Arkansas isn't there yet. They punched Texas A&M hard two weeks ago, but couldn't deliver the knockout blow. But Bielema's team seems committed to a rugged style of play and, to borrow a Saban phrase, to making the other team quit.

That begs another question: does Alabama still have that mentality? This isn't Saban's second year, it's his eighth. None of the players on this Alabama team have known the misery of a long, grinding losing streak, a fact no matter how miserable the current 4-1 start may seem to Crimson Tide fans.

By virtue of their predecessors' success, this Crimson Tide team has inherited a massive trust fund of respect (if you need proof, go find the Ole Miss goalposts). There has been no need to scratch and claw for recognition. But it has been a good while since Alabama played a game that matched its identity that was forged in 2008. That requires full-on buy-in.

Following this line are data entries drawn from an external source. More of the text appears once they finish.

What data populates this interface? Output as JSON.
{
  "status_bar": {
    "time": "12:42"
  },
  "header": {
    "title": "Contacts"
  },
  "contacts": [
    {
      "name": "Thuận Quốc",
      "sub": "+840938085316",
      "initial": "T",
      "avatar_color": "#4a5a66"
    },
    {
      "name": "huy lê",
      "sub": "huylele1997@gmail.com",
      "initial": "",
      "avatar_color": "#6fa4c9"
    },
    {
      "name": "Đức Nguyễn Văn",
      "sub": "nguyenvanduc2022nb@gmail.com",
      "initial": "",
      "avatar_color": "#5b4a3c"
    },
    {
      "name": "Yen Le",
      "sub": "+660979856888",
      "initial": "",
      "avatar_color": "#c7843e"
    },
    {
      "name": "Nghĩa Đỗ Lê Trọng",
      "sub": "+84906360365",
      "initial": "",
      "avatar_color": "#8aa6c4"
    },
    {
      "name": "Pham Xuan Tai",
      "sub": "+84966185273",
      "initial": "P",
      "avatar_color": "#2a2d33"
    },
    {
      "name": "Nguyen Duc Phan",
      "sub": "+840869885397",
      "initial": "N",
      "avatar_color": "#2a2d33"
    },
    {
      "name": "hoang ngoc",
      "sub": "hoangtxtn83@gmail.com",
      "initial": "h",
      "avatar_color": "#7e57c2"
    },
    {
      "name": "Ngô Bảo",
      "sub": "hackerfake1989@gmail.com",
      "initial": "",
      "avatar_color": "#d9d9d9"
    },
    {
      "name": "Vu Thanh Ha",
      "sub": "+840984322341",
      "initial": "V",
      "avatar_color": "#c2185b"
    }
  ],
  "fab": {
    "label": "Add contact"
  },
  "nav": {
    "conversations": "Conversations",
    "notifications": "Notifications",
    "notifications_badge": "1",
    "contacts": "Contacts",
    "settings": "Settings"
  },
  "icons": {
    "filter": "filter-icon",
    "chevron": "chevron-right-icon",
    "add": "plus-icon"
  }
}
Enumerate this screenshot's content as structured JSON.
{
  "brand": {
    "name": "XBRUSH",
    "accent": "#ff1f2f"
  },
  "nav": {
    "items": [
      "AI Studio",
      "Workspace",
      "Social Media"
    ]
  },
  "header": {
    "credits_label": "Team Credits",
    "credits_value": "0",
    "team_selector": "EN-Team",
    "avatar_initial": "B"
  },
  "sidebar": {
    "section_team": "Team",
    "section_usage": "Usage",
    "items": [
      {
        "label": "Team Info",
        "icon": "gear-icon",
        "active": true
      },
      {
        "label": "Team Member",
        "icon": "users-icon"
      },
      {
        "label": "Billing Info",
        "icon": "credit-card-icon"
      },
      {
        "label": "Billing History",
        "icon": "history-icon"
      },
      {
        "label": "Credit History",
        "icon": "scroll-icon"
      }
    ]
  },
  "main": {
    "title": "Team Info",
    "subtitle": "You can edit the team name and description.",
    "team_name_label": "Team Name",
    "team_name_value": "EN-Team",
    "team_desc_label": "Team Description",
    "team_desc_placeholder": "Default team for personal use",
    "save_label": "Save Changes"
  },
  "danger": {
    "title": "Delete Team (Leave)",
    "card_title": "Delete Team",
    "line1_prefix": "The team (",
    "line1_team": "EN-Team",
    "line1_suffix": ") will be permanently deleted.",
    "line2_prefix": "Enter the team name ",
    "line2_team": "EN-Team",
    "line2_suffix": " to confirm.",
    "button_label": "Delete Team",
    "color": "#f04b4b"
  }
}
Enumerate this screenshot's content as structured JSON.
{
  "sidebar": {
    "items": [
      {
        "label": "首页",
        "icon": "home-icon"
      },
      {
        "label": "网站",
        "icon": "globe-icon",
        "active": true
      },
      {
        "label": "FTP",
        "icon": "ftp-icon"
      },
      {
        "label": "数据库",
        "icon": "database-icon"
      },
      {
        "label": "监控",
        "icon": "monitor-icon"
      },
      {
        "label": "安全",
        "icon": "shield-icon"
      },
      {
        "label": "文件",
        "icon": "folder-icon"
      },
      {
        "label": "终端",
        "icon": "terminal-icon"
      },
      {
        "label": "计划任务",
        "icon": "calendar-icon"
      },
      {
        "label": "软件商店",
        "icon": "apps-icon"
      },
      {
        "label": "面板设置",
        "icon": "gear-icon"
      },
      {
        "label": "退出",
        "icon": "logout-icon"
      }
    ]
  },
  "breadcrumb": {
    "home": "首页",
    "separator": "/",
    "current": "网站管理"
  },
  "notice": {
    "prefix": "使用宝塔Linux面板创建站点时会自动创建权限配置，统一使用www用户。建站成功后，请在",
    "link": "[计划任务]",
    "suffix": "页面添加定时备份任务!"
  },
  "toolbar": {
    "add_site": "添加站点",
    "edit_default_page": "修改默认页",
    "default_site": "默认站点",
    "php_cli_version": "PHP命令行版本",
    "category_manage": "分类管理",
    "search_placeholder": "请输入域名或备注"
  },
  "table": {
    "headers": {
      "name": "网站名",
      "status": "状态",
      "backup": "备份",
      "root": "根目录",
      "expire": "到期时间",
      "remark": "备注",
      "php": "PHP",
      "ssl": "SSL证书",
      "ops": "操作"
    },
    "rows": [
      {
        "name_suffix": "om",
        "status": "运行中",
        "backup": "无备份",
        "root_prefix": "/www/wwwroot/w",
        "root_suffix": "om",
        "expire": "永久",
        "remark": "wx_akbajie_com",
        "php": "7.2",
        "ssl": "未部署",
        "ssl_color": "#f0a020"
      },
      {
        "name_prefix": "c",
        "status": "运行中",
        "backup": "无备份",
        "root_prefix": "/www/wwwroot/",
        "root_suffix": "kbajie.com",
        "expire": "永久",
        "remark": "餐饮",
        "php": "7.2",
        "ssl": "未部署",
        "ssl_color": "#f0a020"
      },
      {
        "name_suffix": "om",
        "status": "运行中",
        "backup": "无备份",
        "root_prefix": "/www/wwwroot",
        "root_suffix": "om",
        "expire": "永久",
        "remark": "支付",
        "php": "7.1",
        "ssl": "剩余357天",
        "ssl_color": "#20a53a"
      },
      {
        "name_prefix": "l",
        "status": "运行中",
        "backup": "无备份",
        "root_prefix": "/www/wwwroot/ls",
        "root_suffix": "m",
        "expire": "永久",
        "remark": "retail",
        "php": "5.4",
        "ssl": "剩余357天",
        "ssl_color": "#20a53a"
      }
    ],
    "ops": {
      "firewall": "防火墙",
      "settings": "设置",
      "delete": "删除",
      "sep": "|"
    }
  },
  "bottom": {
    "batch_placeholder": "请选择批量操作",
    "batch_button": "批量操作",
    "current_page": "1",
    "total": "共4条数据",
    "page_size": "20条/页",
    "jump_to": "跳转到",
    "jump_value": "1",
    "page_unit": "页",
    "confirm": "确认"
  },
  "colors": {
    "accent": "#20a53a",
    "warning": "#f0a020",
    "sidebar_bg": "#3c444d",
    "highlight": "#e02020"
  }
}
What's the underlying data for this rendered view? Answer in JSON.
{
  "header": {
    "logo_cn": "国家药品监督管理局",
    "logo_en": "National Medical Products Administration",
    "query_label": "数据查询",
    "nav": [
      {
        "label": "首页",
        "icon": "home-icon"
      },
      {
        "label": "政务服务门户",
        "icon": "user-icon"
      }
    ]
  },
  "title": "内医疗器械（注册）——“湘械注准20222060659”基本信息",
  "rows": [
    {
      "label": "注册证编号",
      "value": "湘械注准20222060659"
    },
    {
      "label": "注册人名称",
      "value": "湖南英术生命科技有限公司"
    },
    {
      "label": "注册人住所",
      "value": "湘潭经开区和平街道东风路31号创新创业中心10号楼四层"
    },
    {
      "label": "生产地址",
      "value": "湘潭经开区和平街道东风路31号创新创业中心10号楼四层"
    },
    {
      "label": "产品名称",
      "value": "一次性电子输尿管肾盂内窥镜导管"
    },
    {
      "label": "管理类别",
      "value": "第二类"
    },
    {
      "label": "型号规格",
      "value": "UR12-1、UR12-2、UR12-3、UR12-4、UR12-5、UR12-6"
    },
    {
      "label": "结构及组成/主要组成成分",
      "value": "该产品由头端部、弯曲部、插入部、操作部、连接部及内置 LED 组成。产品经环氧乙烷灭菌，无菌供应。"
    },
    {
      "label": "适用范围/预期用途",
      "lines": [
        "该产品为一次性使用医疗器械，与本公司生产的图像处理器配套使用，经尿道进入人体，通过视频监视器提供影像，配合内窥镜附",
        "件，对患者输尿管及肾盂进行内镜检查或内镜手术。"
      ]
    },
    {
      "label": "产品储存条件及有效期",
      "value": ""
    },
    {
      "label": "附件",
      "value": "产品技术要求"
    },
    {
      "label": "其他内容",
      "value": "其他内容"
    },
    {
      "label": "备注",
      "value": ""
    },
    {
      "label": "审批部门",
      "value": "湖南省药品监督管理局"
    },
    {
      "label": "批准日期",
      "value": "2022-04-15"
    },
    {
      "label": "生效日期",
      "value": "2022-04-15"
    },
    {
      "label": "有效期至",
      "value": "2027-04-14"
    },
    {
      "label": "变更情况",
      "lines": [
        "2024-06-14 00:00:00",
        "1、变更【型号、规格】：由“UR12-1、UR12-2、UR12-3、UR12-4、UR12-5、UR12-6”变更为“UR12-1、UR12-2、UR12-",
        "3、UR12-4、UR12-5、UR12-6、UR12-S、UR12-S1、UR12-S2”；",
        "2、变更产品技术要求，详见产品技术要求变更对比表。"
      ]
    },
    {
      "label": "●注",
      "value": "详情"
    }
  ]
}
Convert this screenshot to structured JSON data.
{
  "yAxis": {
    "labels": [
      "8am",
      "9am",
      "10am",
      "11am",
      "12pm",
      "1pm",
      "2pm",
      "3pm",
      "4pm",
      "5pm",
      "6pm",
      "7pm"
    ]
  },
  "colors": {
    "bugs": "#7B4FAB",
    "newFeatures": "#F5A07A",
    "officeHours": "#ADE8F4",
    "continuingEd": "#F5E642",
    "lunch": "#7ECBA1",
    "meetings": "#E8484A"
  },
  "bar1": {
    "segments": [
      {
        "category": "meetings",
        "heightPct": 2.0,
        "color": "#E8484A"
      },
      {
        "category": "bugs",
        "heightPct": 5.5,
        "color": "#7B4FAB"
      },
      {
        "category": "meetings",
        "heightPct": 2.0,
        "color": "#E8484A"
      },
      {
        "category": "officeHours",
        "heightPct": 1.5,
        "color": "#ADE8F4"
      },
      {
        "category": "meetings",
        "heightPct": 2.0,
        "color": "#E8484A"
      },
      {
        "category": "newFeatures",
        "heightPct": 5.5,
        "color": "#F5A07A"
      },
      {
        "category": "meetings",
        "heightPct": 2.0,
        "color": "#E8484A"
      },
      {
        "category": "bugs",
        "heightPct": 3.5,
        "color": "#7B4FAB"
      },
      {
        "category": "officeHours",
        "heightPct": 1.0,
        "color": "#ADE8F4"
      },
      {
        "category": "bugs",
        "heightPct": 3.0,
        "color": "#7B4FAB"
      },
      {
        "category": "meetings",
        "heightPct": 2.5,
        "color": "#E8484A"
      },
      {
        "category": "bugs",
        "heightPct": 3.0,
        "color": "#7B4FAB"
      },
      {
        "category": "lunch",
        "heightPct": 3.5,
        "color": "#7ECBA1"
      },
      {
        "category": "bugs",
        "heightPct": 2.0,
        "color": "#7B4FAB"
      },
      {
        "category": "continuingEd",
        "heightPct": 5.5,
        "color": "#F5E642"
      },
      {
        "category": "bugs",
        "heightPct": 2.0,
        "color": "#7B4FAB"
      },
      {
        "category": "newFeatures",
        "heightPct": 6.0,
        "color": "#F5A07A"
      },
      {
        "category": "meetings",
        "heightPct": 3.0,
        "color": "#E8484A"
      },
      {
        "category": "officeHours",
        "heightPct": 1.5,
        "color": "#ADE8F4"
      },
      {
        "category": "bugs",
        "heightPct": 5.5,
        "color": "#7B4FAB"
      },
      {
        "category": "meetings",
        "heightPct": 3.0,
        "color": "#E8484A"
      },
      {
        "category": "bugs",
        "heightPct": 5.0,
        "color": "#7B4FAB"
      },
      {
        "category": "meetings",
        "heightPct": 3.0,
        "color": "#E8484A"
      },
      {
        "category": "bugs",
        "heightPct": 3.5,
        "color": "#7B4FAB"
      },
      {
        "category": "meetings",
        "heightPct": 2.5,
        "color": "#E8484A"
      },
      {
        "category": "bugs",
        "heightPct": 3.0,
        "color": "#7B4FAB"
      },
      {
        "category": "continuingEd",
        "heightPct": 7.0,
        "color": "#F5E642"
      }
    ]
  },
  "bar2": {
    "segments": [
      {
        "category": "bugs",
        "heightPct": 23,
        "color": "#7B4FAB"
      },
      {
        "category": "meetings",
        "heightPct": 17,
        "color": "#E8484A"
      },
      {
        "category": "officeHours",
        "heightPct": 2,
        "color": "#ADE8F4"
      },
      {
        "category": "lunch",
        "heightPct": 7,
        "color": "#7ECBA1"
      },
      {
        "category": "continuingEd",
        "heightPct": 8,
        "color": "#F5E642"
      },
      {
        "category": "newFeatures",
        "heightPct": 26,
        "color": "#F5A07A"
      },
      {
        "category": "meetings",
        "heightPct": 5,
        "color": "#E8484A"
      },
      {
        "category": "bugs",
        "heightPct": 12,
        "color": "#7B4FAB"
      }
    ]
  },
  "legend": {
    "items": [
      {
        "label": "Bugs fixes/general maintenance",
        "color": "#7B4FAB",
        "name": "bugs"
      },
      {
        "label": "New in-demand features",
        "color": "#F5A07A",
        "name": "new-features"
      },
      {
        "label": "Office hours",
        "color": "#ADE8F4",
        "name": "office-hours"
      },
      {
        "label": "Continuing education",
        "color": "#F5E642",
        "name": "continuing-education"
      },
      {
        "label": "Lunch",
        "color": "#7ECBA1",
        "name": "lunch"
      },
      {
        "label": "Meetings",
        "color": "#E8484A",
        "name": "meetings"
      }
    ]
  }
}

AJ McCarron might be wise to talk a lot less than he does, but that doesn't mean he is wrong on that point.

This isn't news,at least not to Nick Saban, who has been preaching it all year. For most of two years, in fact.

Give credit to the other teams in the SEC West for gaining ground, hiring good coaches, spending millions of dollars on facilities. Alabama can't control that.

But what it can control is this: it can fight to hold its ground - or find itself climbing to get back on top.